What you can do as a manager
Invest in getting to know your team members
As a manager, it's often easy to just talk about work. However, investing in understanding the inner lives of your team members will make you a more empathetic manager, and will ultimately contribute to creating a better working environment for you and your team. You’ll be able to more easily identify patterns and know when and how to best support them.
Rethink your approach to 1:1s
In a typical 1:1, you probably start by asking your employee how they are doing. This sets you up for a polite retort of “I’m fine”, which does little to help you or the employee.
Try reframing the question to prompt a more earnest response, such as:
- What is your battery level right now?
- How is your mental health today?
- Is there anything I can help you with?
Additionally, try out walking 1:1s. Not all meetings need to be in a conference room or on video conference, and the change of scenery can be a welcome change after a long day of sitting in a chair.
Be the example for your team
Share your own experiences and let the team know how you are feeling.
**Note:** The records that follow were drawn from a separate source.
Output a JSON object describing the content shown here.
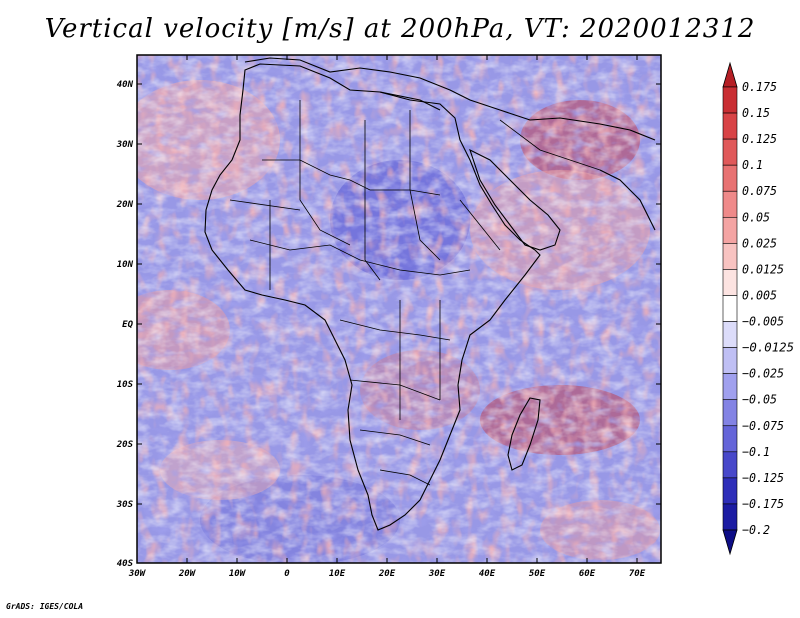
{
  "title": "Vertical velocity [m/s] at 200hPa, VT: 2020012312",
  "credit": "GrADS: IGES/COLA",
  "map": {
    "region": "Africa",
    "variable": "Vertical velocity",
    "units": "m/s",
    "level": "200hPa",
    "valid_time": "2020012312",
    "lon_labels": [
      "30W",
      "20W",
      "10W",
      "0",
      "10E",
      "20E",
      "30E",
      "40E",
      "50E",
      "60E",
      "70E"
    ],
    "lat_labels": [
      "40N",
      "30N",
      "20N",
      "10N",
      "EQ",
      "10S",
      "20S",
      "30S",
      "40S"
    ]
  },
  "colorbar": {
    "levels": [
      "0.175",
      "0.15",
      "0.125",
      "0.1",
      "0.075",
      "0.05",
      "0.025",
      "0.0125",
      "0.005",
      "−0.005",
      "−0.0125",
      "−0.025",
      "−0.05",
      "−0.075",
      "−0.1",
      "−0.125",
      "−0.175",
      "−0.2"
    ],
    "colors": [
      "#b51f25",
      "#c92e33",
      "#d84346",
      "#e0595a",
      "#e87272",
      "#ef8a8a",
      "#f4a4a3",
      "#f8c3c1",
      "#fce3e1",
      "#ffffff",
      "#dcdcfa",
      "#bfbff4",
      "#a0a0ee",
      "#8383e4",
      "#6565d9",
      "#4848ca",
      "#2e2eb9",
      "#1c1ca3",
      "#0d0d86"
    ]
  }
}
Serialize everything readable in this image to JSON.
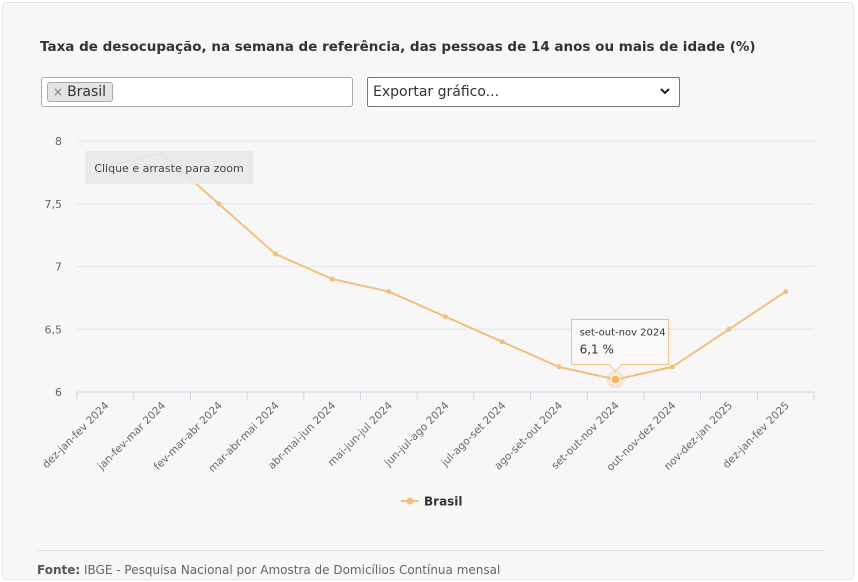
{
  "header": {
    "title": "Taxa de desocupação, na semana de referência, das pessoas de 14 anos ou mais de idade (%)"
  },
  "filter": {
    "chip_remove": "×",
    "chip_label": "Brasil"
  },
  "export_select": {
    "label": "Exportar gráfico..."
  },
  "zoom_hint": "Clique e arraste para zoom",
  "tooltip": {
    "label": "set-out-nov 2024",
    "value": "6,1 %"
  },
  "footer": {
    "source_label": "Fonte:",
    "source_text": "IBGE - Pesquisa Nacional por Amostra de Domicílios Contínua mensal"
  },
  "colors": {
    "series": "#f2c07e",
    "highlight": "#f5b766"
  },
  "chart_data": {
    "type": "line",
    "categories": [
      "dez-jan-fev 2024",
      "jan-fev-mar 2024",
      "fev-mar-abr 2024",
      "mar-abr-mai 2024",
      "abr-mai-jun 2024",
      "mai-jun-jul 2024",
      "jun-jul-ago 2024",
      "jul-ago-set 2024",
      "ago-set-out 2024",
      "set-out-nov 2024",
      "out-nov-dez 2024",
      "nov-dez-jan 2025",
      "dez-jan-fev 2025"
    ],
    "series": [
      {
        "name": "Brasil",
        "values": [
          7.8,
          7.9,
          7.5,
          7.1,
          6.9,
          6.8,
          6.6,
          6.4,
          6.2,
          6.1,
          6.2,
          6.5,
          6.8
        ]
      }
    ],
    "yticks": [
      "6",
      "6,5",
      "7",
      "7,5",
      "8"
    ],
    "ytick_values": [
      6,
      6.5,
      7,
      7.5,
      8
    ],
    "ylim": [
      6,
      8
    ],
    "grid": true,
    "legend_position": "bottom-center",
    "highlight_index": 9
  }
}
Being vulnerable will encourage your team members to do the same.
What you can do as an employee
Be honest -- Share honestly how you feel with your manager -- it is ok to say you are not doing well. If your manager understands how you feel, they can work with you to support your mental health and equip you with any additional resources you may need.
Use your mental health benefits -- Whether it’s meditating, hitting the gym, or taking a day off, leverage the benefits available to you and make an investment in your mental health.